Members are bonding and engaging as Golf Premier League spirit sweeps the country.
Teams such as Jude’s Jewels, of Kooyonga in SA, The Wanderers +2, from Muirfield NSW, the Hozzle Rockets, at Berwick Montuna, and the Mighty Buglers, from Latrobe in Victoria, have lifted premiership trophies in 2017.
In all, 68 clubs around Australia have tried Golf Premier League seasons aimed not at individual players, but rather with an emphasis on club and team involvement.
The positive impact is being felt in clubs in participation and interaction as the normal week-by-week single events are charged by the teams battling for glory.

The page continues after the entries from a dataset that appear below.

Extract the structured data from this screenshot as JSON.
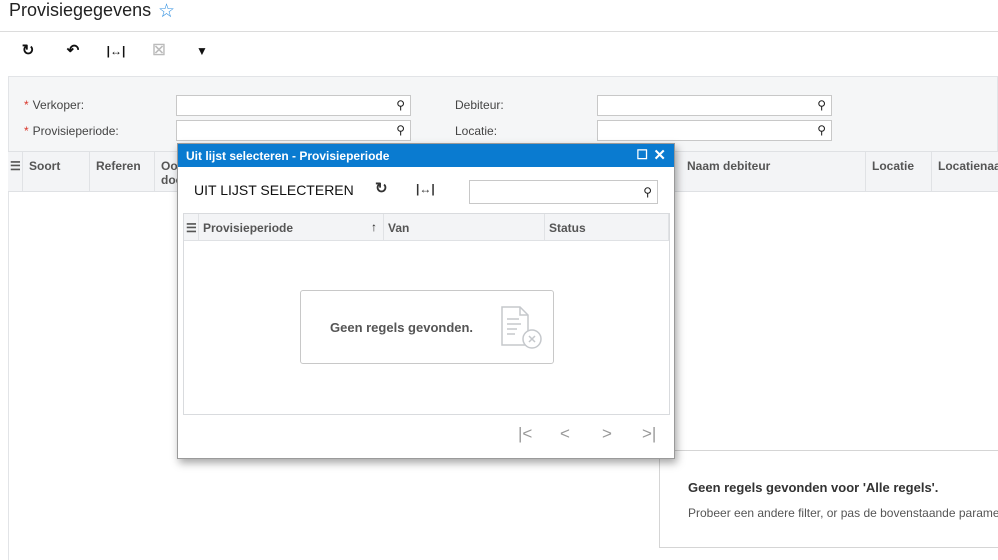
{
  "header": {
    "title": "Provisiegegevens"
  },
  "toolbar": {
    "refresh": "↻",
    "undo": "↶",
    "fit": "|↔|",
    "export": "☒",
    "filter": "▼"
  },
  "form": {
    "verkoper_label": "Verkoper:",
    "periode_label": "Provisieperiode:",
    "debiteur_label": "Debiteur:",
    "locatie_label": "Locatie:",
    "required_mark": "*"
  },
  "grid": {
    "columns": [
      "Soort",
      "Referen",
      "Oor doc",
      "Naam debiteur",
      "Locatie",
      "Locatienaa"
    ]
  },
  "empty_main": {
    "title": "Geen regels gevonden voor 'Alle regels'.",
    "subtitle": "Probeer een andere filter, or pas de bovenstaande parame"
  },
  "dialog": {
    "title": "Uit lijst selecteren - Provisieperiode",
    "toolbar_label": "UIT LIJST SELECTEREN",
    "search_value": "",
    "columns": [
      "Provisieperiode",
      "Van",
      "Status"
    ],
    "sort_indicator": "↑",
    "empty": "Geen regels gevonden."
  }
}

Brayden Wauchope, head professional at South Australian club Sandy Creek, has seen the second season of GPL grow from 80 players in the first year to 132 including a women’s team and juniors off their own “orange-markers” course.
“The GPL Saturdays have grown by 10 – 20 per cent through the colder winter months,” Wauchope said, such is the keenness to turn up and play well with teammates.
Muirfield was inundated with members looking for more fun in their first season. Hoping to set up eight teams, captain Alex Molesworth finished with 12 teams forming two conferences to fit the season into the syllabus.
They held an auction to bring in four juniors to add atmosphere and the effect on rainy days was significant.
Molesworth noted: “A couple of rounds were heavily affected by rain and the players who were braving the conditions were those in GPL teams – opposing teams sharing the camaraderie of playing adding to the banter of the competition.”
These effects on interaction, engagement and participation increases is what is the most satisfying for Tony Craswell, the founder of Golf Premier League and professional at Latrobe Golf Club.
Having just finished the 10th season, the numbers at Latrobe have increased from 96 in the initial league to more than 300 across the Saturday, women’s and Friday night lights leagues.
Members are now part of these teams all year round, with extra support in club championships and club events from their team’s extended friends.
“I want what has happened at Latrobe to happen in every golf club in Australia,” Craswell said.
“The excitement, fun and interaction adds to the members’ enjoyment and the benefits to the club are emotional as well as financial.”
The website solution is to take the work of administration away from the club staff or the reliance on volunteers.
“We will continue to enhance the website to ensure club administrations are not burdened and the players are more engaged with each other,” Craswell said.
“It is very important that we spend our energies strengthening the connections between members and staff to maintain the club’s community.”
The biggest challenge in starting new leagues is to help golf clubs understand how it works.
The upcoming Golf Month campaign, in October, is ideal for clubs to run trial leagues. The key is to see how the system works and gain feedback from a small group of participants as well as to target team captains for future leagues.
Simply contact Craswel through the Golf Premier League website to receive the trial pack to establish a league for Golf Month, or the board pack to take to the committee for a new league.
So with excited banter and friendly rivalries dominating clubhouse interaction in GPL clubs around the country, perhaps Wauchope summed it up best: “You can make it as time consuming as you like. I complete a round review which is more a of sledge and rev-up as it runs through a normal comp day, no extra work but a massive increase in interaction.”
This has led to blogs, newsletters and emails flying around GPL players, along with best-and-fairest functions and “dream teams” to finish league seasons.
Exactly what Golf Premier League is all about.